Continuing the music theme, this week as promised it’s the turn of singer/songwriters. I’m absolutely in awe of anyone who can write a song. A book is one thing and don’t get me wrong, writing is hard work. It takes time and a hell of a lot of patience and I enjoy it because I have a love affair with words, the story playing as a choreography in my head as I write. But to be able to combine words with melody? Now that really is something else.
Last week when I finished my first post I made a list of all the singer/songwriters I’ve found quite inspirational. I guess Lennon and McCartney have to figure prominently because for me they started it all. OK in the beginning the songs were very simplistic, the boy meets girl falling in love/break up stuff like She Loves You and I Should Have Known Better but gradually their repertoire developed – musical stories like She’s Leaving Home, Eleanor Rigby, amusing songs like An Octopus’s Garden and When I’m Sixty Four and soulful compositions (my favourites) – For No One, The Long and Winding Road and While My Guitar Gently Weeps.
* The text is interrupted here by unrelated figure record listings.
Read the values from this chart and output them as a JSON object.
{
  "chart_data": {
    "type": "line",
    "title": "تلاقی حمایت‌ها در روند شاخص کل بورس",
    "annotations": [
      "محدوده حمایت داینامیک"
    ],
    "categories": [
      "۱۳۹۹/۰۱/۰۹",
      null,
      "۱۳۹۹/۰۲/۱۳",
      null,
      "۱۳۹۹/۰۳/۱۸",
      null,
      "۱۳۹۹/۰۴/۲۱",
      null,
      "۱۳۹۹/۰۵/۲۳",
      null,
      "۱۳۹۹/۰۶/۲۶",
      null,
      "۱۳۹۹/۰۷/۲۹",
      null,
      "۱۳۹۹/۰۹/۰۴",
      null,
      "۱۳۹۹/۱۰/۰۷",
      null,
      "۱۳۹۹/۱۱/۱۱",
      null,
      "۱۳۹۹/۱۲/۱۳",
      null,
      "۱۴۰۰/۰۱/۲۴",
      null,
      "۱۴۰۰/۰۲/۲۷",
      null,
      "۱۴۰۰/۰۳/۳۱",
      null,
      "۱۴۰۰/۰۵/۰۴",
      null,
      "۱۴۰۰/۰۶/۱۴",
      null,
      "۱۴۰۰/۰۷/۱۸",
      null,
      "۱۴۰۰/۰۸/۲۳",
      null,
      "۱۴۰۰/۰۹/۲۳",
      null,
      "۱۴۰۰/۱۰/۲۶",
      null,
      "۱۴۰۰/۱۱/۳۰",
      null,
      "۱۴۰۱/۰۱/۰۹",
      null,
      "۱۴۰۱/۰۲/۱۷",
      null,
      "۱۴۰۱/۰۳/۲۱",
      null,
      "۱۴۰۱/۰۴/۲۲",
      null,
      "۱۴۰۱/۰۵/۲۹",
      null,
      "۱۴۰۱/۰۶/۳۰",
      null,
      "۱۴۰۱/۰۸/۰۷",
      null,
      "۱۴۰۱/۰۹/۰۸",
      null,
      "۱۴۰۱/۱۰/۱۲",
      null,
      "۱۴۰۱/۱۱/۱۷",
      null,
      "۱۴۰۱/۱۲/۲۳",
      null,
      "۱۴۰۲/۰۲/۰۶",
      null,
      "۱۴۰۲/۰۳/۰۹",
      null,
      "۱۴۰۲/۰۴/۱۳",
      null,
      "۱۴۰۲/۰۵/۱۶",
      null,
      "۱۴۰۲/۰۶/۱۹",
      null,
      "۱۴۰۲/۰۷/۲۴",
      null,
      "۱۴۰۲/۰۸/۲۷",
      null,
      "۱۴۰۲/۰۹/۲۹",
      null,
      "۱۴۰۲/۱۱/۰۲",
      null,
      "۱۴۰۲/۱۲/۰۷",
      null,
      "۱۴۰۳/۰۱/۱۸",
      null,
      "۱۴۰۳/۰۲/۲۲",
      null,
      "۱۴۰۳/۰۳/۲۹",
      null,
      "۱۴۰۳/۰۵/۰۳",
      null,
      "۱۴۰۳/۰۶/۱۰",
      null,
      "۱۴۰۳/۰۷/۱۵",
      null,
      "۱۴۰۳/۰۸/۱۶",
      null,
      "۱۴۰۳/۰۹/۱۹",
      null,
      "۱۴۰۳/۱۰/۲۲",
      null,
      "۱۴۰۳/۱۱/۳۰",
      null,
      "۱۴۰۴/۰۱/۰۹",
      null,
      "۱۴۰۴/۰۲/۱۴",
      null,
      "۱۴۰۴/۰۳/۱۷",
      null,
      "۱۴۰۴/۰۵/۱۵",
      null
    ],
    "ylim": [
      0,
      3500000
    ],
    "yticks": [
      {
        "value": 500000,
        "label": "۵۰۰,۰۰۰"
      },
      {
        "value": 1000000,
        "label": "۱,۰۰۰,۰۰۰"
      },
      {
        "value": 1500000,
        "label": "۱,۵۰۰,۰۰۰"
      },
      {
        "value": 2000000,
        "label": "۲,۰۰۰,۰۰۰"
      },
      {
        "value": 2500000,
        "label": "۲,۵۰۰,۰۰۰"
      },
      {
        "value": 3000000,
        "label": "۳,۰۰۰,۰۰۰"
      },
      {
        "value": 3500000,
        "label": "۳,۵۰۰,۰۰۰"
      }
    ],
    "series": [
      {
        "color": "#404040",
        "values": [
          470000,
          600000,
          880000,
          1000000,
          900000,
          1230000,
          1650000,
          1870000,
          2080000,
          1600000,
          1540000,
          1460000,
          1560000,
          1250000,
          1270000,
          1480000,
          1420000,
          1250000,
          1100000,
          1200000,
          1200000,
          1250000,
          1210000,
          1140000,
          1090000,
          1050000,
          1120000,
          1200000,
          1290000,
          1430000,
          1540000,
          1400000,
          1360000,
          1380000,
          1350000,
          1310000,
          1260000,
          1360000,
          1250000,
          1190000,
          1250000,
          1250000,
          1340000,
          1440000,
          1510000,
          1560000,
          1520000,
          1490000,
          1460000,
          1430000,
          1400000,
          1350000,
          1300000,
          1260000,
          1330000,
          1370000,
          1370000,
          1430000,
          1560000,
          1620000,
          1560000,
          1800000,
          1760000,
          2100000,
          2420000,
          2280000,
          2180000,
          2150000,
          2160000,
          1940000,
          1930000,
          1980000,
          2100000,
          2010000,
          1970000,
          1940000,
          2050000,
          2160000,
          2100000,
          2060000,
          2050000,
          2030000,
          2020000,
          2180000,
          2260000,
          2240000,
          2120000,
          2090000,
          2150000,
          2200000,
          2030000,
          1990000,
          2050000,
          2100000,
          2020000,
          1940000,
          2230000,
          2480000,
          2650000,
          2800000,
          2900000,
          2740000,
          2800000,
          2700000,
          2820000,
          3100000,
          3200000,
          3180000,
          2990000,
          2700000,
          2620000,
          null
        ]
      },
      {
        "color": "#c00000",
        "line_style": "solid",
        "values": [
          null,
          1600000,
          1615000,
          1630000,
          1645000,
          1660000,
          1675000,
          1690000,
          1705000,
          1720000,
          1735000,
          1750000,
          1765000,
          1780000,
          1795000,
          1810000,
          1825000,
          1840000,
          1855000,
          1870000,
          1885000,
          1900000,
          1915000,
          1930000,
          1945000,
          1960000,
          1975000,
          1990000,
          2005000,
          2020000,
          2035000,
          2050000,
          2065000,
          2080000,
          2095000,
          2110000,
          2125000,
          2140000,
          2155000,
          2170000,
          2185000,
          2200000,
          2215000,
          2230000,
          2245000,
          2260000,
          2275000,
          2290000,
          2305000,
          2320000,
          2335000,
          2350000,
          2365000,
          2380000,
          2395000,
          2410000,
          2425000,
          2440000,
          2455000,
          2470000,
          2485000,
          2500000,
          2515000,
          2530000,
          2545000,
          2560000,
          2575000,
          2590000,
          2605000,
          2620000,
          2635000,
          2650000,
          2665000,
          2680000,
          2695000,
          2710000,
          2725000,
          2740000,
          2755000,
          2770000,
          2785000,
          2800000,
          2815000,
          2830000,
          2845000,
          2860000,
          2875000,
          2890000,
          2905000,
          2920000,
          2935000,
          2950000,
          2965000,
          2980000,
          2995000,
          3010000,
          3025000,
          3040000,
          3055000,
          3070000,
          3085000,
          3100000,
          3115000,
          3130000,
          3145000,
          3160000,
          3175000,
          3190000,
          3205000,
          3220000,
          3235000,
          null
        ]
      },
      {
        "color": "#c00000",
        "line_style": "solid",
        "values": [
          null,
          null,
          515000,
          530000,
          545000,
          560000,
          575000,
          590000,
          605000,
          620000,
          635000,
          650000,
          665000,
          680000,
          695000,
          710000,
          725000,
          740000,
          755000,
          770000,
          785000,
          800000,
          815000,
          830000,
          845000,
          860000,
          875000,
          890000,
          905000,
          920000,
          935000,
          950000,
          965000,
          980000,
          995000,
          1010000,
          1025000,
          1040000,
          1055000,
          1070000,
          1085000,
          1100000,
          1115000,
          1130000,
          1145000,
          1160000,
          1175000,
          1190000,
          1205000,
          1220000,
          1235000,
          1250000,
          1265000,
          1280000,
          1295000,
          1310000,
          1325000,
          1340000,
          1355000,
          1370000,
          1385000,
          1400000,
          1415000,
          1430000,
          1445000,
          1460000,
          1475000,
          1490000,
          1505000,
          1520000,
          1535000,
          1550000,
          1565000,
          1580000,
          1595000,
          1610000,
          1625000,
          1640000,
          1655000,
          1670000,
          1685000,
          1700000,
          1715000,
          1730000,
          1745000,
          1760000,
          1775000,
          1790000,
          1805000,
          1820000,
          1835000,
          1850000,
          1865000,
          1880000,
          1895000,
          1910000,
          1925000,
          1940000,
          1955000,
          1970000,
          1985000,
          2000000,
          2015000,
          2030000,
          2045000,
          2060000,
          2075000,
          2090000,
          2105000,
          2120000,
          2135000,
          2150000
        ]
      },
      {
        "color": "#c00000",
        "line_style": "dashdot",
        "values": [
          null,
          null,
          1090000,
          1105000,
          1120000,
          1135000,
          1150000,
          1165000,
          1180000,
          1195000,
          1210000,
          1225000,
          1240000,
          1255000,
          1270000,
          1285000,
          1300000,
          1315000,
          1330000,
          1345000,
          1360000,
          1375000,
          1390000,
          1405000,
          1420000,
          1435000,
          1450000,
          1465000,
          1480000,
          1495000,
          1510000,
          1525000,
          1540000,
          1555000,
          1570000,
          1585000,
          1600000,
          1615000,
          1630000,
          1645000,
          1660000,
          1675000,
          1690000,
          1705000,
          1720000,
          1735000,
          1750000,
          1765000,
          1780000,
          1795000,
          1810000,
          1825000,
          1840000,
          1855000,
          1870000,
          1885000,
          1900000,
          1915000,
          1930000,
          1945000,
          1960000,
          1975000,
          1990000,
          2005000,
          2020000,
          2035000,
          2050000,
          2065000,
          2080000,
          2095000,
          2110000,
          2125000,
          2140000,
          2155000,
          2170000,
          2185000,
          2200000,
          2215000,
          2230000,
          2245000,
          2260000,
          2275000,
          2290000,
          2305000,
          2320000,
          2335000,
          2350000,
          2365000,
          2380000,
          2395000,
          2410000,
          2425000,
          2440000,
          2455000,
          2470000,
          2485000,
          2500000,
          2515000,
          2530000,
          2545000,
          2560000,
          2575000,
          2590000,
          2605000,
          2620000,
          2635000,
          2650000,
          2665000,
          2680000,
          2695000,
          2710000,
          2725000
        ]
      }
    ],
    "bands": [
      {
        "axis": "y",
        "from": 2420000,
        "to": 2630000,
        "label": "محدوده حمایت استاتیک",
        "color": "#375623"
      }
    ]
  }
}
After Lennon and McCartney came The Moody Blues. I had a long-term love affair with the band’s music, helped to some extent by their good looking front man and song writer Justin Hayward. Here we’d moved on from lyrics and melody and now had the addition of amazing guitar work. That I think was the pivotal moment I fell in love with rock music. Justin was an amazing writer whose versatility enabled him to write haunting ballads like Nights in White Satin and Forever Autumn alongside rock numbers such as Question and I’m Just a Singer in a Rock and Roll Band. In concert they were amazing.
I soon developed a real appetite for rock music although not all bands appealed. One essential ingredient was melody so hard rock bands like Iron Maiden and Saxon were firmly off the list while acts like Asia, Pink Floyd, Tom Petty, Eric Clapton, Steve Winwood, Bad English, Roxy Music, Whitesnake, The Blessing and Bon Jovi definitely ticked the box. Along the way my tastes expanded into more contemporary singer/songwriters like Paul Carrack (Ace, Squeeze & Mike & the Mechanics), American Jackson Browne, Australians Darren Hayes (Savage Garden) and Iva Davies (Ice House) and Justin Currie of Scottish band Del Amitri who were all added to my CD library. And taking the list beyond the nineties, artists like James Morrison, The Stereophonics, Keane, Green Day and The Killers are also now part of my music collection.
However, the one song which has stayed with me all through the years is by an artist not many people know. An English singer/songwriter called Al Stewart had a successful career in the States in the seventies and I’ve always loved his blend of lyrics and music. Time Passages and On The Border are two of his better known airplay tracks but all in all he never received the following here that he did in the US. Year of the Cat, which is the only one of his songs to chart in the UK, in 1977, is my personal favourite not only for the story it tells but from the quality of the lyrics and musical arrangement. So I leave you all with this and hope you enjoy it as much as I always do. Back in a week’s time!
One thought on “In Praise of the Singer/Songwriter…”
Very interesting piece Jo, got me thinking about the artists you mentioned and their material/genres and styles. So diverse back then. Now you need to fit into a niche. The charts were so interesting back in the day; such variety, something for everyone. Now I find the whole thing so limited. It began back in the 1980’s when record companies and radio stations needed t make money after the explosion of ‘home recordings/producers’ and the dance genre taking over. DJ this and that. To ensure that labels got their money back they whittled their catalogues and stables down to what sold….and we now live with the consequences. Oh for those golden days……before the 80’s.